Старый конюх, почесывая в затылке, поднялся с пенька и любовно и заботливо заметил своему господину:
– Как бы не заприметили, что ты уехал с пира! Государь великий князь, да и наш князь могут разгневаться.
Молодой человек ответил:
– Не по себе мне, Ермолай, голову разломило. Старик покачал седою головою.
– Разломит тут голову, как все нечистые, тьфу ты, Господи, во все голоса воют…
Он с лаской посмотрел на молодого человека и с опаской повторил:
– Только бы вот не заприметили…
– Ну, кто заприметит! Никто и себя, чай, теперь не помнит тут. А заприметят – подумают, что без задних ног лежу где-нибудь.
– Оно, пожалуй, что и так, – согласился старик, возясь около коня. – Иные уж давно под лавками лежат, ровно черту, тьфу ты, Господи, душу отдали…
Он вздохнул.
– Видно, не ко двору мы тутотка, ты по молодости, я по старости лет. В деревне-то мы с тобой теперь седьмой сон, поди, видели бы…
– Ну, сон не сон, а все же не эту мерзость видели бы, – ответил Колычев.

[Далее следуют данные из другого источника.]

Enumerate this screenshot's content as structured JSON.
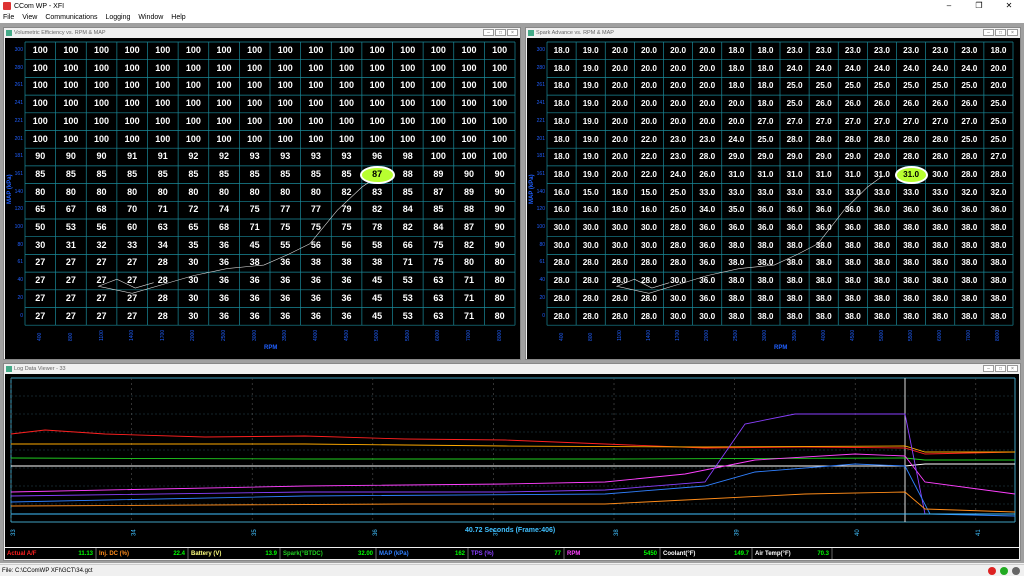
{
  "app": {
    "title": "CCom WP - XFI"
  },
  "menu": [
    "File",
    "View",
    "Communications",
    "Logging",
    "Window",
    "Help"
  ],
  "ve": {
    "title": "Volumetric Efficiency vs. RPM & MAP",
    "ylabel": "MAP (kPa)",
    "xlabel": "RPM",
    "map_ticks": [
      "300",
      "280",
      "261",
      "241",
      "221",
      "201",
      "181",
      "161",
      "140",
      "120",
      "100",
      "80",
      "61",
      "40",
      "20",
      "0"
    ],
    "rpm_ticks": [
      "400",
      "800",
      "1100",
      "1400",
      "1700",
      "2000",
      "2500",
      "3000",
      "3500",
      "4000",
      "4500",
      "5000",
      "5500",
      "6000",
      "7000",
      "8000"
    ],
    "rows": [
      [
        "100",
        "100",
        "100",
        "100",
        "100",
        "100",
        "100",
        "100",
        "100",
        "100",
        "100",
        "100",
        "100",
        "100",
        "100",
        "100"
      ],
      [
        "100",
        "100",
        "100",
        "100",
        "100",
        "100",
        "100",
        "100",
        "100",
        "100",
        "100",
        "100",
        "100",
        "100",
        "100",
        "100"
      ],
      [
        "100",
        "100",
        "100",
        "100",
        "100",
        "100",
        "100",
        "100",
        "100",
        "100",
        "100",
        "100",
        "100",
        "100",
        "100",
        "100"
      ],
      [
        "100",
        "100",
        "100",
        "100",
        "100",
        "100",
        "100",
        "100",
        "100",
        "100",
        "100",
        "100",
        "100",
        "100",
        "100",
        "100"
      ],
      [
        "100",
        "100",
        "100",
        "100",
        "100",
        "100",
        "100",
        "100",
        "100",
        "100",
        "100",
        "100",
        "100",
        "100",
        "100",
        "100"
      ],
      [
        "100",
        "100",
        "100",
        "100",
        "100",
        "100",
        "100",
        "100",
        "100",
        "100",
        "100",
        "100",
        "100",
        "100",
        "100",
        "100"
      ],
      [
        "90",
        "90",
        "90",
        "91",
        "91",
        "92",
        "92",
        "93",
        "93",
        "93",
        "93",
        "96",
        "98",
        "100",
        "100",
        "100"
      ],
      [
        "85",
        "85",
        "85",
        "85",
        "85",
        "85",
        "85",
        "85",
        "85",
        "85",
        "85",
        "87",
        "88",
        "89",
        "90",
        "90"
      ],
      [
        "80",
        "80",
        "80",
        "80",
        "80",
        "80",
        "80",
        "80",
        "80",
        "80",
        "82",
        "83",
        "85",
        "87",
        "89",
        "90"
      ],
      [
        "65",
        "67",
        "68",
        "70",
        "71",
        "72",
        "74",
        "75",
        "77",
        "77",
        "79",
        "82",
        "84",
        "85",
        "88",
        "90"
      ],
      [
        "50",
        "53",
        "56",
        "60",
        "63",
        "65",
        "68",
        "71",
        "75",
        "75",
        "75",
        "78",
        "82",
        "84",
        "87",
        "90"
      ],
      [
        "30",
        "31",
        "32",
        "33",
        "34",
        "35",
        "36",
        "45",
        "55",
        "56",
        "56",
        "58",
        "66",
        "75",
        "82",
        "90"
      ],
      [
        "27",
        "27",
        "27",
        "27",
        "28",
        "30",
        "36",
        "38",
        "36",
        "38",
        "38",
        "38",
        "71",
        "75",
        "80",
        "80"
      ],
      [
        "27",
        "27",
        "27",
        "27",
        "28",
        "30",
        "36",
        "36",
        "36",
        "36",
        "36",
        "45",
        "53",
        "63",
        "71",
        "80"
      ],
      [
        "27",
        "27",
        "27",
        "27",
        "28",
        "30",
        "36",
        "36",
        "36",
        "36",
        "36",
        "45",
        "53",
        "63",
        "71",
        "80"
      ],
      [
        "27",
        "27",
        "27",
        "27",
        "28",
        "30",
        "36",
        "36",
        "36",
        "36",
        "36",
        "45",
        "53",
        "63",
        "71",
        "80"
      ]
    ],
    "highlight": {
      "row": 7,
      "col": 11,
      "value": "87"
    }
  },
  "spark": {
    "title": "Spark Advance vs. RPM & MAP",
    "ylabel": "MAP (kPa)",
    "xlabel": "RPM",
    "map_ticks": [
      "300",
      "280",
      "261",
      "241",
      "221",
      "201",
      "181",
      "161",
      "140",
      "120",
      "100",
      "80",
      "61",
      "40",
      "20",
      "0"
    ],
    "rpm_ticks": [
      "400",
      "800",
      "1100",
      "1400",
      "1700",
      "2000",
      "2500",
      "3000",
      "3500",
      "4000",
      "4500",
      "5000",
      "5500",
      "6000",
      "7000",
      "8000"
    ],
    "rows": [
      [
        "18.0",
        "19.0",
        "20.0",
        "20.0",
        "20.0",
        "20.0",
        "18.0",
        "18.0",
        "23.0",
        "23.0",
        "23.0",
        "23.0",
        "23.0",
        "23.0",
        "23.0",
        "18.0"
      ],
      [
        "18.0",
        "19.0",
        "20.0",
        "20.0",
        "20.0",
        "20.0",
        "18.0",
        "18.0",
        "24.0",
        "24.0",
        "24.0",
        "24.0",
        "24.0",
        "24.0",
        "24.0",
        "20.0"
      ],
      [
        "18.0",
        "19.0",
        "20.0",
        "20.0",
        "20.0",
        "20.0",
        "18.0",
        "18.0",
        "25.0",
        "25.0",
        "25.0",
        "25.0",
        "25.0",
        "25.0",
        "25.0",
        "20.0"
      ],
      [
        "18.0",
        "19.0",
        "20.0",
        "20.0",
        "20.0",
        "20.0",
        "20.0",
        "18.0",
        "25.0",
        "26.0",
        "26.0",
        "26.0",
        "26.0",
        "26.0",
        "26.0",
        "25.0"
      ],
      [
        "18.0",
        "19.0",
        "20.0",
        "20.0",
        "20.0",
        "20.0",
        "20.0",
        "27.0",
        "27.0",
        "27.0",
        "27.0",
        "27.0",
        "27.0",
        "27.0",
        "27.0",
        "25.0"
      ],
      [
        "18.0",
        "19.0",
        "20.0",
        "22.0",
        "23.0",
        "23.0",
        "24.0",
        "25.0",
        "28.0",
        "28.0",
        "28.0",
        "28.0",
        "28.0",
        "28.0",
        "25.0",
        "25.0"
      ],
      [
        "18.0",
        "19.0",
        "20.0",
        "22.0",
        "23.0",
        "28.0",
        "29.0",
        "29.0",
        "29.0",
        "29.0",
        "29.0",
        "29.0",
        "28.0",
        "28.0",
        "28.0",
        "27.0"
      ],
      [
        "18.0",
        "19.0",
        "20.0",
        "22.0",
        "24.0",
        "26.0",
        "31.0",
        "31.0",
        "31.0",
        "31.0",
        "31.0",
        "31.0",
        "31.0",
        "30.0",
        "28.0",
        "28.0"
      ],
      [
        "16.0",
        "15.0",
        "18.0",
        "15.0",
        "25.0",
        "33.0",
        "33.0",
        "33.0",
        "33.0",
        "33.0",
        "33.0",
        "33.0",
        "33.0",
        "33.0",
        "32.0",
        "32.0"
      ],
      [
        "16.0",
        "16.0",
        "18.0",
        "16.0",
        "25.0",
        "34.0",
        "35.0",
        "36.0",
        "36.0",
        "36.0",
        "36.0",
        "36.0",
        "36.0",
        "36.0",
        "36.0",
        "36.0"
      ],
      [
        "30.0",
        "30.0",
        "30.0",
        "30.0",
        "28.0",
        "36.0",
        "36.0",
        "36.0",
        "36.0",
        "36.0",
        "36.0",
        "38.0",
        "38.0",
        "38.0",
        "38.0",
        "38.0"
      ],
      [
        "30.0",
        "30.0",
        "30.0",
        "30.0",
        "28.0",
        "36.0",
        "38.0",
        "38.0",
        "38.0",
        "38.0",
        "38.0",
        "38.0",
        "38.0",
        "38.0",
        "38.0",
        "38.0"
      ],
      [
        "28.0",
        "28.0",
        "28.0",
        "28.0",
        "28.0",
        "36.0",
        "38.0",
        "38.0",
        "38.0",
        "38.0",
        "38.0",
        "38.0",
        "38.0",
        "38.0",
        "38.0",
        "38.0"
      ],
      [
        "28.0",
        "28.0",
        "28.0",
        "28.0",
        "30.0",
        "36.0",
        "38.0",
        "38.0",
        "38.0",
        "38.0",
        "38.0",
        "38.0",
        "38.0",
        "38.0",
        "38.0",
        "38.0"
      ],
      [
        "28.0",
        "28.0",
        "28.0",
        "28.0",
        "30.0",
        "36.0",
        "38.0",
        "38.0",
        "38.0",
        "38.0",
        "38.0",
        "38.0",
        "38.0",
        "38.0",
        "38.0",
        "38.0"
      ],
      [
        "28.0",
        "28.0",
        "28.0",
        "28.0",
        "30.0",
        "30.0",
        "38.0",
        "38.0",
        "38.0",
        "38.0",
        "38.0",
        "38.0",
        "38.0",
        "38.0",
        "38.0",
        "38.0"
      ]
    ],
    "highlight": {
      "row": 7,
      "col": 12,
      "value": "31.0"
    }
  },
  "log": {
    "title": "Log Data Viewer - 33",
    "time_label": "40.72 Seconds (Frame:406)",
    "x_ticks": [
      "33",
      "34",
      "35",
      "36",
      "37",
      "38",
      "39",
      "40",
      "41"
    ],
    "legend": [
      {
        "name": "Actual A/F",
        "value": "11.13",
        "color": "#ff2020"
      },
      {
        "name": "Inj. DC (%)",
        "value": "22.4",
        "color": "#ff8c1a"
      },
      {
        "name": "Battery (V)",
        "value": "13.9",
        "color": "#ffff80"
      },
      {
        "name": "Spark(°BTDC)",
        "value": "32.00",
        "color": "#20d020"
      },
      {
        "name": "MAP (kPa)",
        "value": "162",
        "color": "#3080ff"
      },
      {
        "name": "TPS (%)",
        "value": "77",
        "color": "#8a40ff"
      },
      {
        "name": "RPM",
        "value": "5450",
        "color": "#ff40ff"
      },
      {
        "name": "Coolant(°F)",
        "value": "149.7",
        "color": "#ffffff"
      },
      {
        "name": "Air Temp(°F)",
        "value": "70.3",
        "color": "#ffffff"
      }
    ]
  },
  "status": {
    "file": "File: C:\\CComWP XFI\\GCT\\34.gct"
  }
}
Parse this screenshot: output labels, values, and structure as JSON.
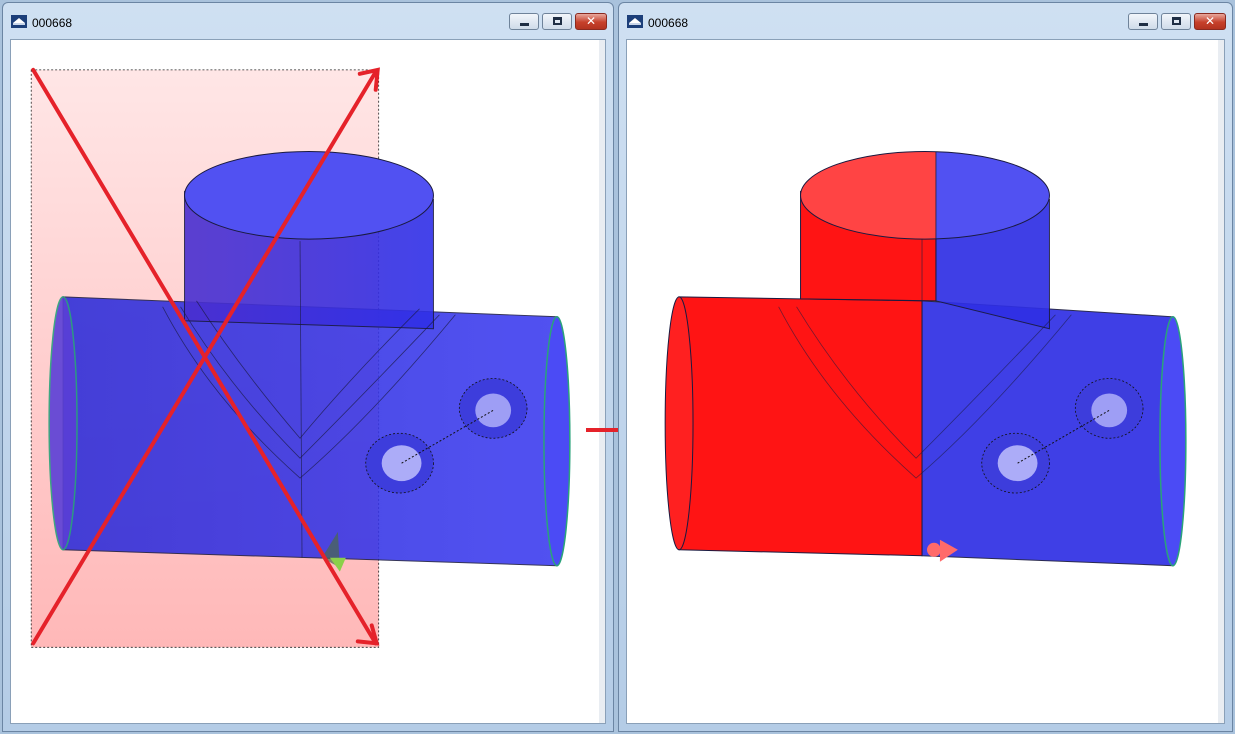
{
  "windows": [
    {
      "title": "000668"
    },
    {
      "title": "000668"
    }
  ],
  "icons": {
    "app": "app-logo-icon",
    "minimize": "minimize-icon",
    "maximize": "maximize-icon",
    "close": "close-icon"
  },
  "colors": {
    "model_blue": "#3a3ae0",
    "selection_fill": "#ffc6c6",
    "annotation_red": "#e5222a",
    "highlight_red": "#ff1414"
  }
}
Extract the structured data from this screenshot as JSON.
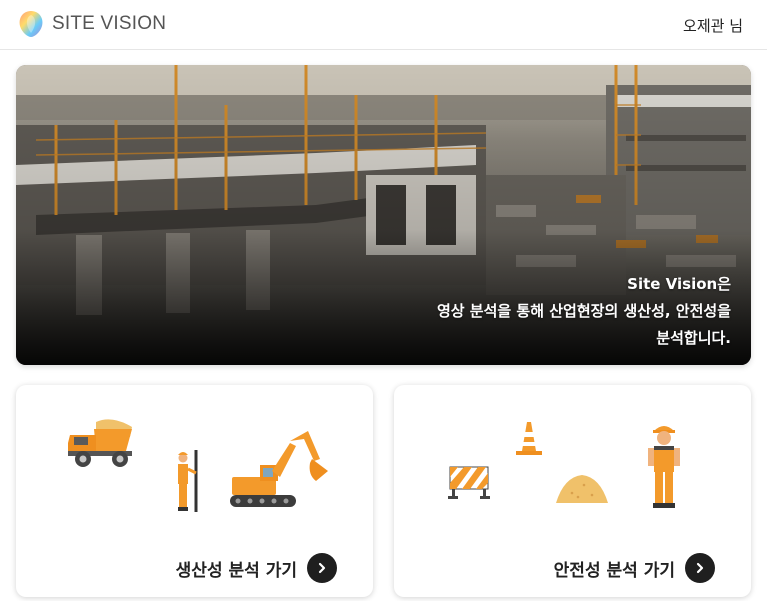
{
  "header": {
    "logo_text": "SITE VISION",
    "user_label": "오제관 님"
  },
  "hero": {
    "line1": "Site Vision은",
    "line2": "영상 분석을 통해 산업현장의 생산성, 안전성을",
    "line3": "분석합니다."
  },
  "cards": [
    {
      "label": "생산성 분석 가기",
      "icon": "chevron-right-icon"
    },
    {
      "label": "안전성 분석 가기",
      "icon": "chevron-right-icon"
    }
  ],
  "colors": {
    "accent_orange": "#f39a2b",
    "dark_button": "#1f1f1f",
    "border": "#e6e6e6"
  }
}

– Уж истинно мерзость, тьфу ты, Господи. Боярыне бы нашей, матушке твоей, порассказать – ни в жисть не поверила бы… "Ты, – наказывала, – Ермолай, береги его". Обережешь тут… И как это только Федор Степанович приладится тут, когда время придет – ума не приложу. Уж и теперь-то он, ровно свеча воска чистого, перед Господом горит, а в лета войдет – еще степеннее станет, еще тяжелее будет ему в омуте-то этом…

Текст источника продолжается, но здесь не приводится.